Over the last decade, the number of women living in urban areas increased. The catch-up increase in using ANC is higher among women living in rural areas even though women living in urban areas are still using more services. This might be attributed to the interventions of the government and development partners as these programs have been focusing more on rural than urban areas. However, ethnic disparities in the use of services increased across ethnic groups. Lao ethnic women used more maternal health care services than non-Lao women. The increase in the use of services over time was higher among Lao ethnic women, increasing the gap between major and minor ethnic groups. This result may reflect the influence of culture on the maternal health care seeking behaviors. Many minor ethnicities in Lao PDR believe that the practice of child bearing is the responsibility of the mother herself and she should not receive any assistance from other people [27, 28]. Women with higher education are more likely to use maternal health services, it is unclear whether this trend is the same among non-Lao women. Although the exposure to media help increase the use of maternal health care services, over the last decade the media exposure rate decreased by 9%. Such a decrease might be explained by the survey questions as the survey only asked the women about their exposure to radio, newspaper, and television and did not include the internet and social media. Therefore, further studies on the influence of education and media on the changes in maternal health care service seeking behavior are necessary, especially among minority ethnic groups and in rural areas.

Conclusions

Lao PDR has made dramatic progress over the last decade in reducing maternal mortality and became one of the 10 fast-track countries to achieve MDG 5. However, the utilization rate of maternal health care services should be improved to catch up with other fast-track countries.

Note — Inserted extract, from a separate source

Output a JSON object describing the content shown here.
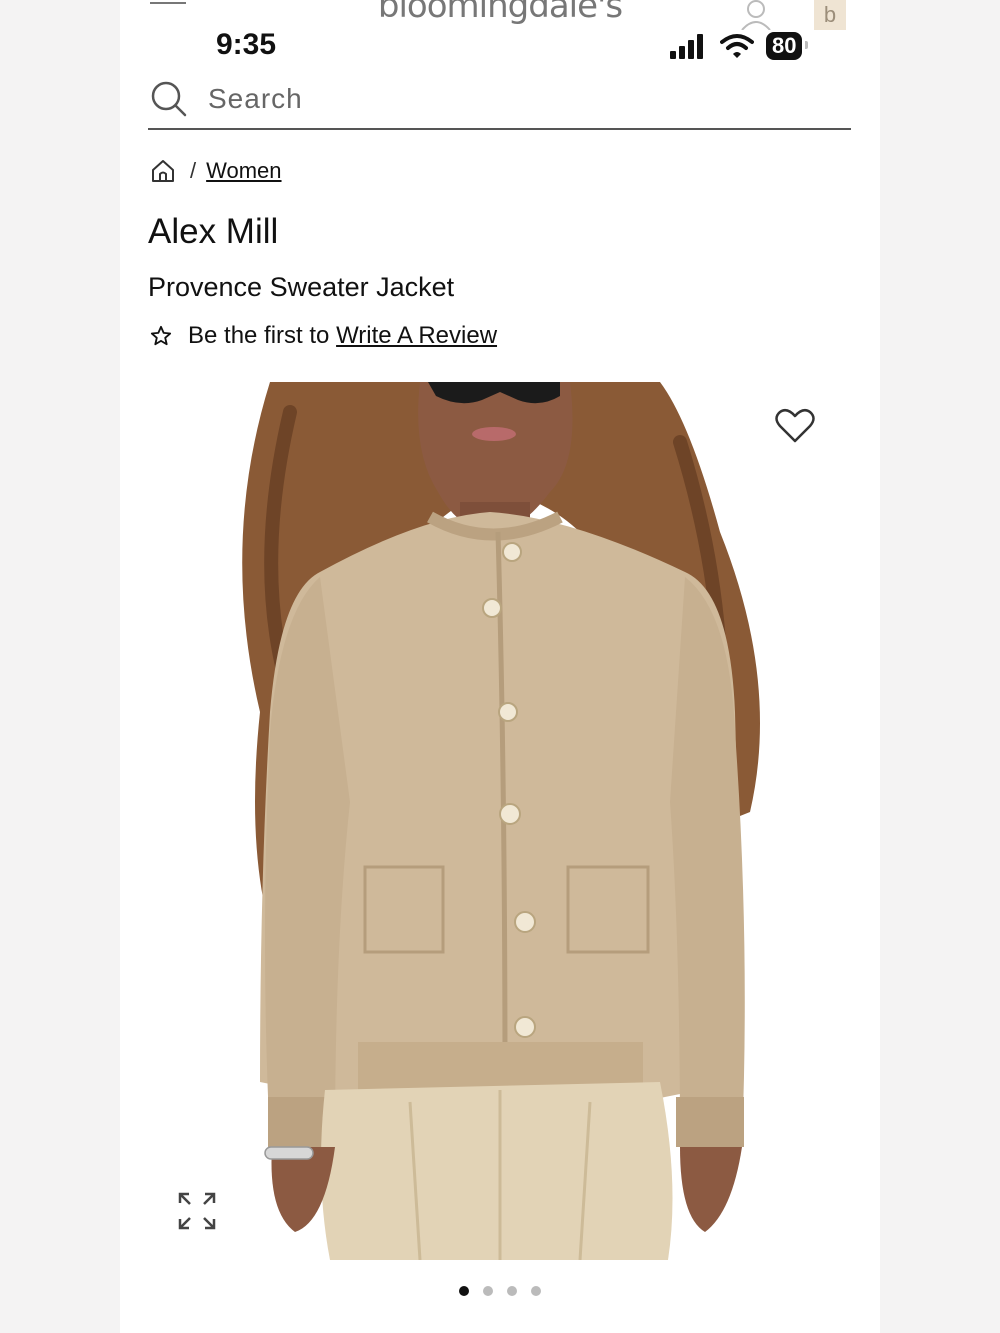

Moreover, the inequalities in utilizing maternal health care services across several different socioeconomic groups are also apparent. Therefore, in order to sustain the current progress and further reduce maternal mortality, the socioeconomic inequality issues should be addressed more aggressively. The improvement in disparities between rural and urban areas should go further for the most difficult remote areas in the high mountains where most minority people are living. Apart from health-related interventions, multi-sector participation, such as education and media, is needed to catch up with the socioeconomic changes and their effects on maternal health care services in Lao PDR.